A multi-year, multi-site effort to decrease sepsis-associated mortality harnessed the power of collaboration among children’s hospitals to transform care and share lessons learned.
The work of the Improving Pediatric Sepsis Outcomes (IPSO) collaborative saved at least 570 children’s lives and reduced the 30-day sepsis-attributable mortality by nearly 50% among critically ill children.
“There was a paucity of information, evidence, and best practices published in the literature at the time we started this initiative,” said Charles G. Macias, MD, MPH, chief quality officer and division chief of pediatric emergency medicine at University Hospitals Rainbow Babies & Childrens, who co-chaired the collaborative. “It became critically important that we shared what was working and what was not working.”
The collaborative’s work
Launched in 2016, the IPSO collaborative brought together 66 children’s hospitals and health systems to improve outcomes for children with sepsis. Using multimodal quality improvement (QI) methodologies, evidence-based care bundles, and data-driven performance evaluation, the collaborative decreased not only mortality rates but also hospital days and antibiotic use among children with sepsis.
The collaborative categorized sepsis three ways: sepsis, sepsis critical, and suspected sepsis. Each member hospital focused on patients in four acute care settings:
- Emergency departments.
- Medical-surgical units.
- Pediatric intensive care units.
- Hematology-oncology units.
Functional workgroups within each hospital implemented evidence-based care bundles and tracked data using a centralized data portal. Sepsis care bundles included key processes, including:
- Formal sepsis recognition through a sepsis screening, huddle, or order set.
- Timely fluid administration (less than 30 minutes from recognition to first bolus).
- Timely antibiotic administration (between 60 and 180 minutes from recognition to administration, depending on patient acuity).
Care bundle impact
By complying with the key processes outlined in the care bundle, the 30-day sepsis attributable mortality rate decreased by 47.7% among sepsis critical patients and by 80.5% among patients with suspected sepsis.
“Over the last 15 years, there's not been a magic bullet that has led to better sepsis outcomes. There's not been a new pharmacologic intervention. The literature around improvements in mortality and morbidity have come from improvement science and safety science, and this framework added a huge body of literature to the sepsis work,” Macias said.
Other notable results from the IPSO collaborative included:
- 10-16% decrease in hospital days per sepsis episode.
- 5-14% decrease in antibiotic days.
- 7% decrease in ICU days.
The IPSO collaborative’s dataset contains more than 100,000 sepsis episodes, including 12,851 episodes of severe sepsis and 24,518 episodes of suspected sepsis.
“That is the power of large volumes of data. They show the relationship between bundle compliance and the outcomes. These were very powerful outcomes from the 66 hospitals engaged in this work,” he said.
Keys to successful large-scale QI work
Macias said coordinating the work among dozens of hospitals required forethought. Collaborative hospitals had different front-line processes and varied quality improvement priorities. Standardizing measurements and building effective teams at each site was key.

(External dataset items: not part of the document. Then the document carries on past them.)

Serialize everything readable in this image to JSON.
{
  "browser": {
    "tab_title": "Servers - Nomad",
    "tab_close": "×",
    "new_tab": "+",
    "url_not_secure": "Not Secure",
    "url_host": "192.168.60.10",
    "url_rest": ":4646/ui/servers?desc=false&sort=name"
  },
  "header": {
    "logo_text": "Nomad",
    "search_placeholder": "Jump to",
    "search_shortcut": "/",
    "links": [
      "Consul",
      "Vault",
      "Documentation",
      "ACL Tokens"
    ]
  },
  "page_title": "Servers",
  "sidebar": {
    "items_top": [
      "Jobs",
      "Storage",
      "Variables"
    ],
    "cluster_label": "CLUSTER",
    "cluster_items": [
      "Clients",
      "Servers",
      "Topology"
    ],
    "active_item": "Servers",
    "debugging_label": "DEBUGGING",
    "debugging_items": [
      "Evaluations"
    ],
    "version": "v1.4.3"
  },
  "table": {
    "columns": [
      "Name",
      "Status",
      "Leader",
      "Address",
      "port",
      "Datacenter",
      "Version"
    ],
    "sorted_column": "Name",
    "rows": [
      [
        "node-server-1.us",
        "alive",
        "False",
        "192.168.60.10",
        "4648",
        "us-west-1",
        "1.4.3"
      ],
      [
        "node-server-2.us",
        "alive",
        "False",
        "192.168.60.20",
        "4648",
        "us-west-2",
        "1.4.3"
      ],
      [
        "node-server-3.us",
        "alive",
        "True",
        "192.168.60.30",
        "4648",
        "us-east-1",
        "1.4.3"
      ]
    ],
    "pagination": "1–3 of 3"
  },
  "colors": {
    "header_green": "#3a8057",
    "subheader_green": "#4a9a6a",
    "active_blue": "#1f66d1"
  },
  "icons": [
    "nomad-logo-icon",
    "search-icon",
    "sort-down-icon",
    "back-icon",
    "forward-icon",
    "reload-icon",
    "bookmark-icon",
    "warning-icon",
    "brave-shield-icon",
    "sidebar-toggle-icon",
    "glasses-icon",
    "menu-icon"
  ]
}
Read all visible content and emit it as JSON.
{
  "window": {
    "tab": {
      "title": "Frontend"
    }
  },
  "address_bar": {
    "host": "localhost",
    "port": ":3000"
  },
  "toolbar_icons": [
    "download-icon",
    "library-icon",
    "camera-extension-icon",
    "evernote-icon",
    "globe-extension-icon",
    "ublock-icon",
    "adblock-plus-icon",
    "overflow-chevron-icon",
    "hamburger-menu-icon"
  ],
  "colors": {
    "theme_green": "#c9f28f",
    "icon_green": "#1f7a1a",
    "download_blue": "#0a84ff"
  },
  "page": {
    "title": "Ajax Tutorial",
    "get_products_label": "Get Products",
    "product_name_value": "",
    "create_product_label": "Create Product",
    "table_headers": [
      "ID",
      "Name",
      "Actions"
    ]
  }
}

“Any pediatric hospital has a million priorities that makes it challenging to pick one over another. Being able to train teams to understand the value proposition was critical,” he said.
To solve for these variables, the IPSO team:
- Developed a sustainable data pipeline.
- Used quality improvement methodologies to identify and address gaps.
- Right-sized teams based on the group’s collective successes and failures.
- Shared findings among all collaborative hospitals.
- Identified financial incentives and regulatory requirements related to sepsis.
- Aligned the work with individual hospital goals.
Moving the work forward
The IPSO collaborative’s work was presented at clinically focused conferences and featured in journals such as Pediatrics and Critical Care Medicine. Collaborative leaders have also shared the IPSO care bundle with myriad pediatric providers and institutions, including pre-hospital settings, critical access hospitals, and children’s hospitals that did not participate in the collaborative.
Now that the IPSO collaborative’s formal work is over, Macias said it’s vital to continue to share learnings and track data to improve patient outcomes over the long-term.
To that end, Children’s Hospital Association is facilitating a Sepsis Community of Practice and supporting children’s hospitals’ sepsis data tracking and benchmarking needs through the Pediatric Health Information Systems (PHIS)® and Inpatient Essentials (IE) programs.
The Community of Practice offers tools such as webinars, an online discussion forum, and a library of resources; data collection allows for ongoing trending and benchmarking of key success metrics. The Community of Practice is open to any CHA member while data tracking is limited to hospitals that participate in PHIS and IE.
“We feel this approach hits upon all cylinders because it’s pushing safe, effective, patient-centered care,” Macias said.
This article is based on the “Improving Pediatric Sepsis Outcomes in the QI Collaborative” presentation at CHA’s 2024 Transforming Quality Conference.